Nevertheless, their bombards, orchestras, and bands of musicians–their kaperos–announce from the moment they begin to play that the celebration has begun. They convert a traditional district of the city of Cuzco into a true feast and fiesta.
The musicians live in different parts of the city. In the school in which I studied, the Gran Unidad Escolar Garcilaso de la Vega, I would always see my mates participate in the band and learn music. They would practice in the soccer field. Now I see them in the streets of Cuzco playing as kaperos.

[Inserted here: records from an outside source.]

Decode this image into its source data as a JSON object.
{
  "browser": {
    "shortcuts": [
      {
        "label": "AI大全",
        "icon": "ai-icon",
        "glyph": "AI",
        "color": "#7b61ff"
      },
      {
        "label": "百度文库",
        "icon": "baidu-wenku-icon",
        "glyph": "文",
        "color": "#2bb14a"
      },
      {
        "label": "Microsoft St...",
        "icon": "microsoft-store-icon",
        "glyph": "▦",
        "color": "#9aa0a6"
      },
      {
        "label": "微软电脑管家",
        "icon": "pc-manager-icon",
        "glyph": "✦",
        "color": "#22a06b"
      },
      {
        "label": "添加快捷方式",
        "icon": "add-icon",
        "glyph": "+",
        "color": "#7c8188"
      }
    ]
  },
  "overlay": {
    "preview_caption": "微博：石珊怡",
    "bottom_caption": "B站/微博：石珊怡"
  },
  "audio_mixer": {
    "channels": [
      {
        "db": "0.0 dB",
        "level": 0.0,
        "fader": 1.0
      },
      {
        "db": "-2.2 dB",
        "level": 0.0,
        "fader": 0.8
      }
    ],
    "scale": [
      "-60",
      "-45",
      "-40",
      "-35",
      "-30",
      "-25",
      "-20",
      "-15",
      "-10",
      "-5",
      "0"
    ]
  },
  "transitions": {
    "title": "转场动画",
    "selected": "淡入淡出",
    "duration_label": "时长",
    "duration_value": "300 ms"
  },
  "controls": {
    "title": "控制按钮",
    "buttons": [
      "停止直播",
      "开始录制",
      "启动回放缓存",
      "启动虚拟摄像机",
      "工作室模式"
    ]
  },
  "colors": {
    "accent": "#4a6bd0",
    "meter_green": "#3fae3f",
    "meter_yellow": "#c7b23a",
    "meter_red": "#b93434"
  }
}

On the Thursday of Compadres or the Thursday of Comadres in which people celebrate the ties that joins them through godparent-hood tied to the Catholic Church, the co-godparents go to mass together accompanied by the sound of kaperos. On finishing the mass, outside the church’s doors the people are invited by the carguyoq, or feast sponsor, to enjoy a foamy drink called ponche made from fava beans or Brazil nuts spiked with distilled cane alcohol, cañazo, along with hors d’oeuvres to drive away the chill of Cuzco mornings.
During the day, all of those present are adorned on their heads and necks with colorful streamers and with confetti. Their faces are painted with talcum powder in colors. All of this is part of the joy, laughter, jokes, and much drink. Beer, chicha and other alcoholic beverages flow liberally. Cherry bombs, rockets, and fire crackers are also present in these celebrations.
As the kaperos continue playing, the feast ends in the homes of the carguyoq, after everyone has eaten the meal the carguyoq had prepared and served. Many times it is a chicken soup, a puchero (stew), and adobo, or a chiriucho among other possible traditional dishes rom our region. Everyone present, makes the food go down with a glass of chicha, beer, or some other drink. The feast continues to the las consequences and the kaperos stay there celebrating, eating, drinking, and more than anything else making music. They are with everyone and greeting everyone.